In an earlier blog post (Back in the saddle again) I wrote about International School Bangkok’s MS Acceptable Use Policy (AUP). We had looked at the policies by division and picked out parts of them that we found interesting or significant. There were two parts of the MS AUP that struck me. The AUP states:
Online safety is a personal responsibility. It is important that students are aware of the implications of their actions online, both to themselves and to others. The actions students take in social networking areas like MySpace, Facebook, or others, can impact their university applications, job searches, and overall reputation. It can also provide sensitive information to online predators.
I asked in my original post, whose job is it to teach kids this ‘responsibility? Where do they learn what that responsible behavior is supposed to look like? The AUP also goes on to make a statement about cyberbullying:
Cyber-bullying is not tolerated at ISB. ISB becomes involved when student’s online activities impact at-school life and community. In other words, if the actions of students outside of school have an effect on students feeling unsafe or uncomfortable at school, then ISB administration will act and remedy this. Additionally, if members of ISB staff or its community are targeted, then the school administration will get involved.

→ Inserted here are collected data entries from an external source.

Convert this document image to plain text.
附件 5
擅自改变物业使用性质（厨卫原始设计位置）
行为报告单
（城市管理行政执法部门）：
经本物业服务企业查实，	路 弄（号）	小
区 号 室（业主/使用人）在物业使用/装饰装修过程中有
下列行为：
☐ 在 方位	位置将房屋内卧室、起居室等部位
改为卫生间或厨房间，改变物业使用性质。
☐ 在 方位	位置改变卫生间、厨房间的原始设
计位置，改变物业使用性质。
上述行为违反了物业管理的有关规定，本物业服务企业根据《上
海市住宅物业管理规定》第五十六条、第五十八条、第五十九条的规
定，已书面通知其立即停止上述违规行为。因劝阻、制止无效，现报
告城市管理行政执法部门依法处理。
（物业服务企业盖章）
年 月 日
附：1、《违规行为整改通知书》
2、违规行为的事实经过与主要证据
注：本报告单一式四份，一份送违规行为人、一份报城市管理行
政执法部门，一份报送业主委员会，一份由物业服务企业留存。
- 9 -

This is a strong, and I think necessary statement. I think being an International School we have a bit more flexibility when it comes to laws around liabilities and such. I’m not sure how this would look in other countries. I do think, however, that with anything, there is some subjectivity involved. In reading a recent article about a student who was penalized for publishing derogatory statements about school administration on her personal blog from home, I found myself concerned with where our lines are drawn. Another article shared how a school in California responded to a group of students who started a ‘hate group’ on Facebook about another student. Laws are changing as people become aware of the potential effects of irresponsible Internet use.
In this day and age, I think as a school we are doing students a serious disservice if we are not teaching them about online safety, responsibility online, and ethical Internet use. Ideally, kids would be getting these digital literacy skills from home (and many are I’m sure). However, with the rate of change and the speed at which information is evolving, I believe educational institutions need to shoulder much of the burden for helping students to understand their digital world. Realistically, many parents are ill equipped to support and guide their children because they themselves lack the skills and information. Maybe helping parents to learn and understand digital literacy is also something that schools should be considering.
Within an educational institution, whose job is it to make sure this information is being taught to students? I don’t know if I have the answer to that…my hope is that it’s everyone’s responsibility to be teaching these skills. Yet my worry is that if it’s everyone’s job, then who is held accountable to ensure it is happening? Where are the standards and benchmarks in our curriculum for these digital literacy skills? As a counselor, I know I feel responsible for ensuring my students are gaining the skills required to be successful in life. In this life, they need to be equipped to navigate the digital world. So, I guess it’s my job too.